Da giorni si parlava di una imminente uscita da parte di Washington. E lunedì, a Ginevra, l’Alto commissariato per i diritti umani delle Nazioni Unite ha dato inizio alla sessione annuale che durerà fino al 3 luglio. “Facciamo questo passo perché il nostro impegno non ci permette di essere parte di una ipocrita ed egocentrica organizzazione che deride i diritti umani”, ha continuato Haley.

L’amministrazione Trump aveva già criticato alcune posizioni interne dell’organismo delle Nazioni Unite. La Haley aveva avvertito che gli Usa avrebbero lasciato se non fossero stati rimossi “i pregiudizi cronici contro Israele”. Insieme alla Haley l’annuncio è stato dato anche dal segretario di Stato Mike Pompeo che ha definito lo Human Rights Council come “un esercizio di ipocrisia senza vergogna”.

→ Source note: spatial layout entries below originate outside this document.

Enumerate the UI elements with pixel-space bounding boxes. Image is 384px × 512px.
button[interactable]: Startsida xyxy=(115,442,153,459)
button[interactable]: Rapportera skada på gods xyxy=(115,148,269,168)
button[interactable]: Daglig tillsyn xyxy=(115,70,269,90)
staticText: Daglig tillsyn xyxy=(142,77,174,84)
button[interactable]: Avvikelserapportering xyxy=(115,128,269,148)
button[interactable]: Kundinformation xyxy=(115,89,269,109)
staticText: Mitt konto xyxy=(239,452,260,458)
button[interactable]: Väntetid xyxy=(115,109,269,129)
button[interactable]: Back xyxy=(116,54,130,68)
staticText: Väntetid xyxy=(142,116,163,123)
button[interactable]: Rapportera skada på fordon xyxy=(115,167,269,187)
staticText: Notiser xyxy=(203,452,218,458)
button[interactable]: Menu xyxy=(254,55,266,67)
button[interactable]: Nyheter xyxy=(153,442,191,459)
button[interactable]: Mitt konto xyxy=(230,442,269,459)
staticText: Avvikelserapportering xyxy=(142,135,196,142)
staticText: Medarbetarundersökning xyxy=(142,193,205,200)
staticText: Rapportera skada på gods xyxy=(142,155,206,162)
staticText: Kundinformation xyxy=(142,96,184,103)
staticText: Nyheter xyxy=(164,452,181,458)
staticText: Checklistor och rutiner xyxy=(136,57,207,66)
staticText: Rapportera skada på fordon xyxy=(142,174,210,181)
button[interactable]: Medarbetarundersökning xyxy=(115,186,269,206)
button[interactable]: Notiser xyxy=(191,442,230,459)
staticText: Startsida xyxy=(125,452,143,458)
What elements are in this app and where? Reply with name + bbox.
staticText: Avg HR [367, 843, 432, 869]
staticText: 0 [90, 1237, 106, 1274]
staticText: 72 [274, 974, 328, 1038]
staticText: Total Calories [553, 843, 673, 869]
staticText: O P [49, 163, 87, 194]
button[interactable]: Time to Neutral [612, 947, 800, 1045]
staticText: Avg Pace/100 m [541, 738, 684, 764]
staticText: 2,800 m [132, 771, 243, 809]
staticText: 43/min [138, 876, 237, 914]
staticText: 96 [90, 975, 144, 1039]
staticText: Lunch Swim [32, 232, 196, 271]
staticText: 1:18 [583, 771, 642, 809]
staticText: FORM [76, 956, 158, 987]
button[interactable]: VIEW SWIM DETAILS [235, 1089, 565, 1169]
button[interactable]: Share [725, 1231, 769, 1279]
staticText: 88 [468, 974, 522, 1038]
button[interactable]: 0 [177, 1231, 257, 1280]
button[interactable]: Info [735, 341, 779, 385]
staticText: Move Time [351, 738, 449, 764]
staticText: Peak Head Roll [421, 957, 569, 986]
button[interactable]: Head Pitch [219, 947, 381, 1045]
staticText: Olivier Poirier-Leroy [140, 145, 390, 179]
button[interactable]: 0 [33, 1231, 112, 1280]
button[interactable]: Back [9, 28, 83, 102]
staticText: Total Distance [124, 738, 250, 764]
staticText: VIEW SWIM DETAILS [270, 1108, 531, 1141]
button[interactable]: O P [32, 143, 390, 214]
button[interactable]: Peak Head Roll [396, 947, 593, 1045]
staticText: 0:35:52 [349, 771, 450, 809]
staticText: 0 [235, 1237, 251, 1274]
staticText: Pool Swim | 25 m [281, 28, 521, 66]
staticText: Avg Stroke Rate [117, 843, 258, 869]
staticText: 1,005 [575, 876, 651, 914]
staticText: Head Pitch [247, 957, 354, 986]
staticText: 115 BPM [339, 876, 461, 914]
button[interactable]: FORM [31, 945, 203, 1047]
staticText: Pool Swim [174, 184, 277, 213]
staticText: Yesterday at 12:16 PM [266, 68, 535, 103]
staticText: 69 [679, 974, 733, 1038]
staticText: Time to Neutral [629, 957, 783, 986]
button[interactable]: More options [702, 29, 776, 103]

Con un esercizio di fantasia che meriterebbe approfondimenti (sul piano della diffusione di false notizie non documentate ndr) la Haley invece ha ricordato come lo Human Right Council delle Nazioni Unite non abbia fatto nulla per “denunciare le violenze dell’Iran nei confronti dei cittadini americani”(?), una denuncia su cui il mondo normale non sembra avere a disposizione informazioni.

La Haley ha continuato sostenendo che altre nazioni – ma non indica nè quante nè quali – sono imbarazzate per il trattamento verso Israele, ma non hanno il coraggio per confrontarsi e cambiare lo status quo. I membri dell’organo interno all’Onu il mese scorso hanno votato per iniziare una indagine sull’uccisione di cittadini palestinesi da parte di Israele a Gaza, accusando le autorità di Tel Aviv di eccessivo uso della forza. Solo gli Stati Uniti e l’Australia avevano votato contro il provvedimento. E alla posizione si è aggregata ovviamente la Gran Bretagna che ha condannato i pregiudizi contro Israele da parte dello Human Rights Council.

L’unico a esprimere soddisfazione per la decisione statunitense è stato, come prevedibile, il primo ministro israeliano Benjamin Netanyahu: “La decisione Usa – ha scritto il premier israeliano su Twitter – di lasciare quell’organismo pieno di pregiudizi è una dichiarazione inequivoca che il vaso è colmo. Israele accoglie con soddisfazione l’annuncio americano”.

Non può non colpire la coincidenza temporale con cui gli Stati Uniti annunciano il loro ritiro dal Consiglio dei Diritti Umani delle Nazioni Unite mentre il mondo – e una parte dell’opinione pubblica statunitense – prendono visione delle misure contro l’immigrazione clandestina negli Usa con lo spettacolo dei bambini separati dai genitori e rinchiusi nelle gabbie. Ma è lo stesso mondo e la stessa opinione pubblica che troppo spesso hanno chiuso gli occhi sulle gabbie dell’apartheid israeliano contro i palestinesi. Quando si è cercato di denunciarlo, Usa e Israele “hanno portato via il pallone.”

Ormai è l’intera civiltà raggiunta nel XX Secolo che ha ingranato la marcia indietro.